A pilot with Air New Zealand subsidiary, Air Nelson who was sacked for having sex with a flight attendant and drinking on an overnight stop has won a legal battle to save his job.

Air Nelson has exhausted its legal avenues after its decision to dismiss the pilot for “serious misconduct” was overruled.

The flight attendant, then 19, said she could not have consented to sex but her complaint to police did not result in a prosecution.

The Employment Relations Authority found the pilot’s dismissal was justified. But the Air New Zealand subsidiary was ordered to reinstate him after the Employment Court ruled the airline’s investigation into what happened on the overnight stop was “fundamentally flawed”.

The airline finally asked the Court of Appeal for the right to challenge the Employment Court decision but this has been rejected.

The pilot was not available for comment but his lawyer, John Haigh QC, told the Herald it was the end of what had been a “very sorry saga which has detrimentally affected, in a significant way, the pilot and his family”.

“I think that Air New Zealand, as in most of its employment-related disputes, are relentless.”

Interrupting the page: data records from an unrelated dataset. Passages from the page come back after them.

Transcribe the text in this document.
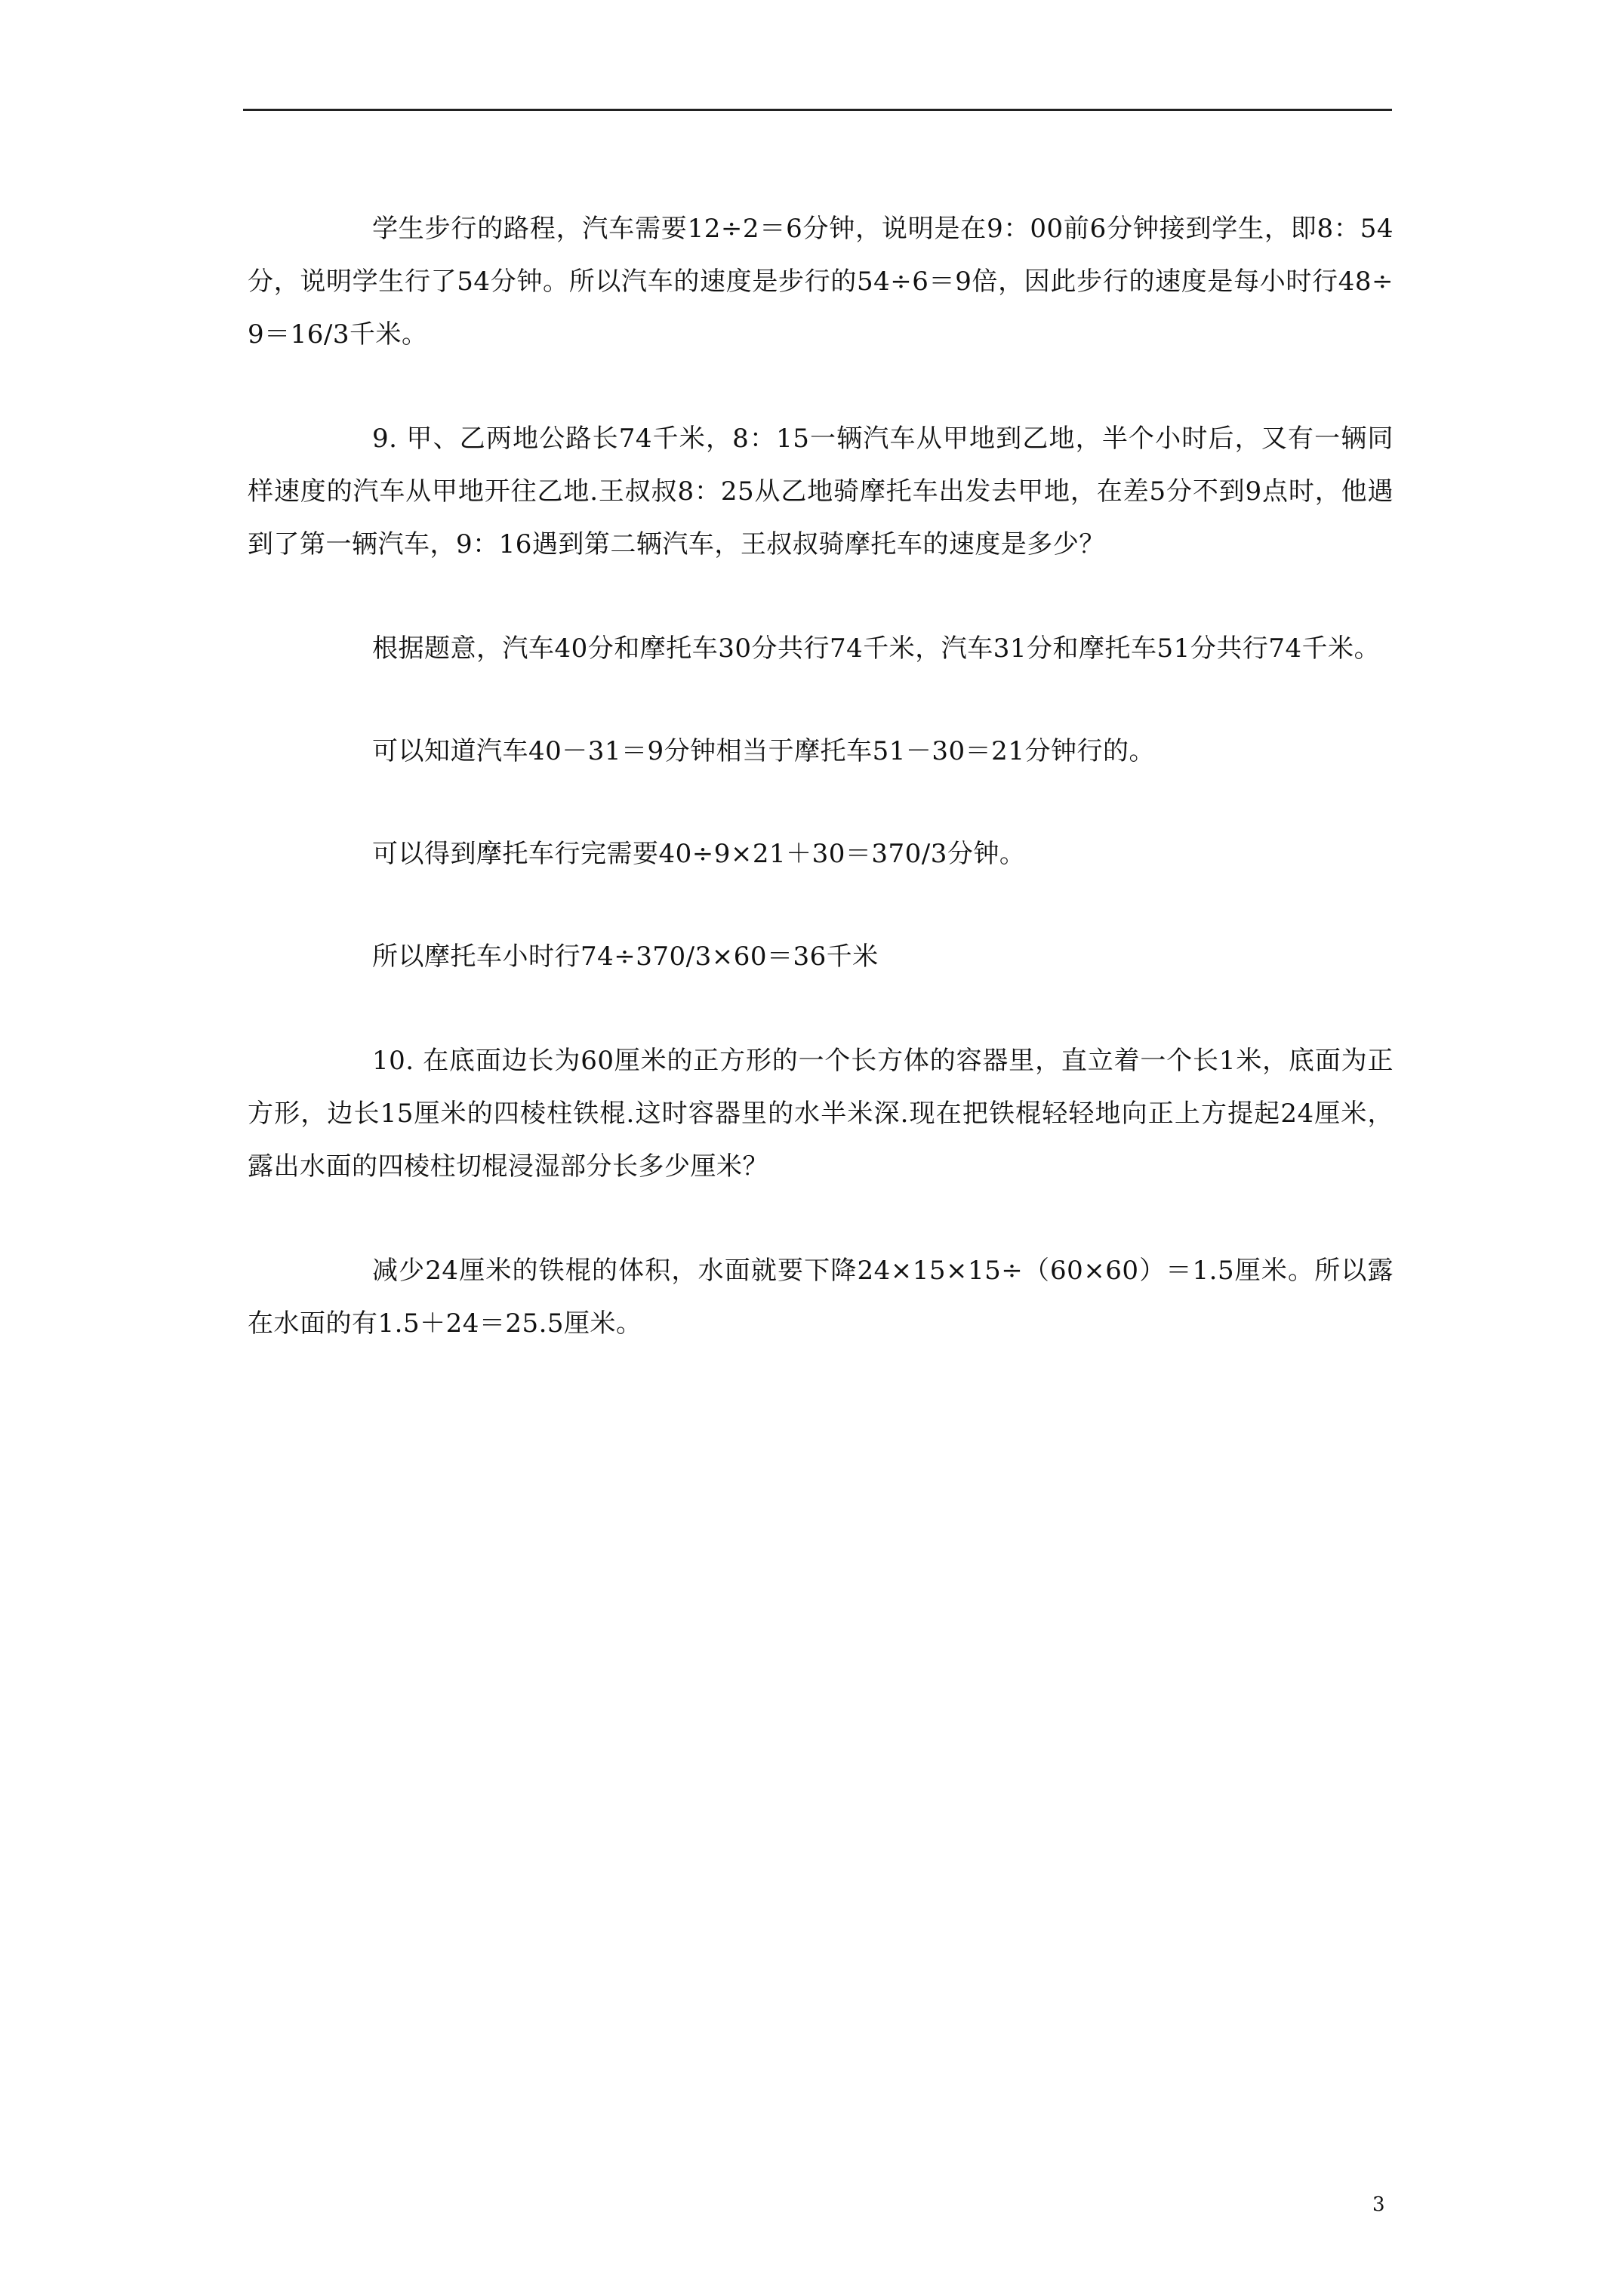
学生步行的路程，汽车需要12÷2＝6分钟，说明是在9：00前6分钟接到学生，即8：54分，说明学生行了54分钟。所以汽车的速度是步行的54÷6＝9倍，因此步行的速度是每小时行48÷9＝16/3千米。

9. 甲、乙两地公路长74千米，8：15一辆汽车从甲地到乙地，半个小时后，又有一辆同样速度的汽车从甲地开往乙地.王叔叔8：25从乙地骑摩托车出发去甲地，在差5分不到9点时，他遇到了第一辆汽车，9：16遇到第二辆汽车，王叔叔骑摩托车的速度是多少？

根据题意，汽车40分和摩托车30分共行74千米，汽车31分和摩托车51分共行74千米。

可以知道汽车40－31＝9分钟相当于摩托车51－30＝21分钟行的。

可以得到摩托车行完需要40÷9×21＋30＝370/3分钟。

所以摩托车小时行74÷370/3×60＝36千米

10. 在底面边长为60厘米的正方形的一个长方体的容器里，直立着一个长1米，底面为正方形，边长15厘米的四棱柱铁棍.这时容器里的水半米深.现在把铁棍轻轻地向正上方提起24厘米，露出水面的四棱柱切棍浸湿部分长多少厘米？

减少24厘米的铁棍的体积，水面就要下降24×15×15÷（60×60）＝1.5厘米。所以露在水面的有1.5＋24＝25.5厘米。

3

The Court of Appeal judgment said the pilot, his first officer and the flight attendant drank a “significant amount” in the pilot’s hotel room on an unscheduled stopover in May 2008.

According to the pilot, he and the flight attendant fell asleep and when he awoke about 4am she was attempting to arouse him, which led to them having sex.

The flight attendant said she had no memory of the sex, and only realised it had occurred when she returned to her own hotel room. She did not think she would have willingly consented.

Air Nelson said the Court of Appeal finding highlighted the high threshold facing employers when trying to review judgments “believed to be erroneous”.

Comment

Air New Zealand has fallen into the age old trap that many employers have been snared by in the past. That is, thinking that they have such a ‘slam dunk’case that normal investigation protocols into serious misconduct are irrelevant.

Once the sense of outrage has died down and objective legal minds are brought to bear on the conduct of the employer, it is often found that they have undertaken a shoddy investigation and are now going to have to take some unpleasant medicine vis the courts.

The pilots lawyer is correct about Air New Zealands attutude of aggressive pursuit of serious misconduct disciplinary charges. Often this zeal to enforce the rules and hold up the head of their latest victim – in this case the pilot – as an example to warn other staff backfires.

While the lack of a police prosecution against the pilot is not an exemption from disciplinary action, the facts of this case in the cold light of day are murky to say the least. From an employees perspective we would hope that internal professionals in Air New Zealand would have advised accordingly and urged a more thorough examination of the facts before deciding on dismissal.